Naltrexone blocks the sedative and euphoric effects that opioids produce, so the person taking it doesn’t get the high it is used to achieving. This is so the individual’s brain can reset itself without the addictive drug, and the person’s cravings subside. The Food and Drug Administration, or the FDA, approved the use of naltrexone to help reduce the effects of withdrawal. If someone is using medically-assisted withdrawal with methadone or buprenorphine for detox, they have to be entirely off it to start naltrexone.
The drug can be given in pill form daily or as an injectable once a month. Naltrexone works differently than methadone or buprenorphine, which activates opioid receptors in the body that suppress cravings. With naltrexone, it binds and blocks opioid receptors, which helps reduce opioid cravings, and there’s no worry of abuse. The Substance Abuse and Mental Health Services Administration (SAMHSA) has more information on using these medical-assisted medications for opioid abuse.
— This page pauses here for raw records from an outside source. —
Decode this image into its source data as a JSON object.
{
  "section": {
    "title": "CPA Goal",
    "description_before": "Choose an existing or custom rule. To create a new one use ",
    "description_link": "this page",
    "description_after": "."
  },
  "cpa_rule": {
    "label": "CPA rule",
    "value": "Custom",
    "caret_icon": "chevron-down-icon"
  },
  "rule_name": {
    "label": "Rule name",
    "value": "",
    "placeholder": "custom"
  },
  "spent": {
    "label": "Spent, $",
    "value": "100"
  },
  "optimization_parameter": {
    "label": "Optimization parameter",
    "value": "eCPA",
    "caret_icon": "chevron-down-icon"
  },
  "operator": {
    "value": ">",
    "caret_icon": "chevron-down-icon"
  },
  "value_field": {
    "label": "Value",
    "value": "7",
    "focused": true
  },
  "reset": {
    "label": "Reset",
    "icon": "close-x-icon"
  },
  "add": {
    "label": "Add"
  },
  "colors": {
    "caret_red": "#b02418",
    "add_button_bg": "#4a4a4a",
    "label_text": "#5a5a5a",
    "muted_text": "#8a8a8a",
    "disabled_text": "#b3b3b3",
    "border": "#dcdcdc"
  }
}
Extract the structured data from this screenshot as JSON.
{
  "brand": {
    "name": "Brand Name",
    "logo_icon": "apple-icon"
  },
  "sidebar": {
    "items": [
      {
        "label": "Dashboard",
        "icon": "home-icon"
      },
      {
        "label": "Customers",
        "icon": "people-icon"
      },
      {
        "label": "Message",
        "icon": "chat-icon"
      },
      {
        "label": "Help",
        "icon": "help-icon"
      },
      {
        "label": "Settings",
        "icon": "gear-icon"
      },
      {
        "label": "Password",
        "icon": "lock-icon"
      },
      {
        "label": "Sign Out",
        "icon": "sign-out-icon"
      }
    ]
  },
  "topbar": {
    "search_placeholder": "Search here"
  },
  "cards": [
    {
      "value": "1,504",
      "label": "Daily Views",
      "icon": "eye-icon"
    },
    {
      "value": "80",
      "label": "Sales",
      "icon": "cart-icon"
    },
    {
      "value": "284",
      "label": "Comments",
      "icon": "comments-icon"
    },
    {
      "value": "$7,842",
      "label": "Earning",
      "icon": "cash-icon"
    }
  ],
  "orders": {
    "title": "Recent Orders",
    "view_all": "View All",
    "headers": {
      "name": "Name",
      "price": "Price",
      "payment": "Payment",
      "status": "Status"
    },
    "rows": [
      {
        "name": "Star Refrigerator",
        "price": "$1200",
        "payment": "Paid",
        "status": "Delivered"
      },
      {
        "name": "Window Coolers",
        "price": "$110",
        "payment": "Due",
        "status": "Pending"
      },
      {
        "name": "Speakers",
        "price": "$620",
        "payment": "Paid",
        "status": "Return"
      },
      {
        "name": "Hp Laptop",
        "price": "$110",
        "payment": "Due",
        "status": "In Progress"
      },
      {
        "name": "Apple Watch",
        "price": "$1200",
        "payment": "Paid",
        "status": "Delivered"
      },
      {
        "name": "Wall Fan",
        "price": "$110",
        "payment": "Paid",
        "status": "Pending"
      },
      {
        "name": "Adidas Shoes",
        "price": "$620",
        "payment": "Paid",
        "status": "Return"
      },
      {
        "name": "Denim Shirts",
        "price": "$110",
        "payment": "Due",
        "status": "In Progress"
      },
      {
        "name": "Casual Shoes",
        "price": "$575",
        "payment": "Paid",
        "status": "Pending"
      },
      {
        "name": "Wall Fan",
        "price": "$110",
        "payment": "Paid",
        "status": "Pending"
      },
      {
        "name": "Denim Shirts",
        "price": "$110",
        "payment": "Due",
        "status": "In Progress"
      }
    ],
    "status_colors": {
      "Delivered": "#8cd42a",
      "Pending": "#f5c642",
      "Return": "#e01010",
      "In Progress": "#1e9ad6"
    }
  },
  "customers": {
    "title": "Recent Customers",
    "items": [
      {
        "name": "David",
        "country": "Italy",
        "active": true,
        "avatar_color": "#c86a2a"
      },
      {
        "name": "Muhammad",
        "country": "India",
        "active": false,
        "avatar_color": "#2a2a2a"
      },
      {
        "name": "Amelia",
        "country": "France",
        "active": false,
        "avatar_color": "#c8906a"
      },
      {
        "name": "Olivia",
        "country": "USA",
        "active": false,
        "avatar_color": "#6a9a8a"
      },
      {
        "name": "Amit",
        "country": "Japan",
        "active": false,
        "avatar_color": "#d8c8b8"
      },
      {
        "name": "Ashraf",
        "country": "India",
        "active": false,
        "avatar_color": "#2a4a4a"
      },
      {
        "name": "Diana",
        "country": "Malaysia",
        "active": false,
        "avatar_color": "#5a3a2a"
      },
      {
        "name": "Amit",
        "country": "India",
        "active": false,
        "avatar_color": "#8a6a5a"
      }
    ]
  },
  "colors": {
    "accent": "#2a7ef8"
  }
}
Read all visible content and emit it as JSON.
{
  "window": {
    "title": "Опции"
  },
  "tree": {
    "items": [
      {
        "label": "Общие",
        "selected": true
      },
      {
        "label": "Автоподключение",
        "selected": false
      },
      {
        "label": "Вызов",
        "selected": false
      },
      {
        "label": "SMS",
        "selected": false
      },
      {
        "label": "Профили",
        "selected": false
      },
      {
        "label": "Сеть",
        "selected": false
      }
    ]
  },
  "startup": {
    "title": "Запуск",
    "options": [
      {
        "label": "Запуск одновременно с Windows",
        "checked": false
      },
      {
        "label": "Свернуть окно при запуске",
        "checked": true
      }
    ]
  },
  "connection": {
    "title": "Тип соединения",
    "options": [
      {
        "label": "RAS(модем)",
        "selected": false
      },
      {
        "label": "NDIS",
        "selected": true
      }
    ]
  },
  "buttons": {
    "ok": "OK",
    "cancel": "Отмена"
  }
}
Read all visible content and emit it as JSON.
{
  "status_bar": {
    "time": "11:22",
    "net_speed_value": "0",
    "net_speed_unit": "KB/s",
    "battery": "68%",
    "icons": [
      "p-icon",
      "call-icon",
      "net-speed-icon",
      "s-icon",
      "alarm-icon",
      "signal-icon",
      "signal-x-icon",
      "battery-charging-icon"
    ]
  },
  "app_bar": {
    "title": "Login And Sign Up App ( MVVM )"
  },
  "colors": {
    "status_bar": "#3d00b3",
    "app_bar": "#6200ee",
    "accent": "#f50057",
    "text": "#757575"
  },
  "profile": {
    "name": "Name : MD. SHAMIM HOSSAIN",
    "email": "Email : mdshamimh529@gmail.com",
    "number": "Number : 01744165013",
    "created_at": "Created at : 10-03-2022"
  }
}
There are effective treatments for addiction, but the first step on the road to recovery is to recognize there is a problem. Sometimes, when a person denies they have a problem, families and concerned friends may stage an intervention for prompt treatment—particularly if the addicted person is harming themselves or others. It’s important to get a physician’s assessment and diagnosis, then a treatment plan can be formulated, whether that means outpatient rehab, inpatient, or at-home treatment.
Rehabilitation often includes medications used to control drug cravings and therapy that can help addicted individuals understand their motivations and behavior, develop better self-esteem, cope with anxiety and stress, and address other mental problems.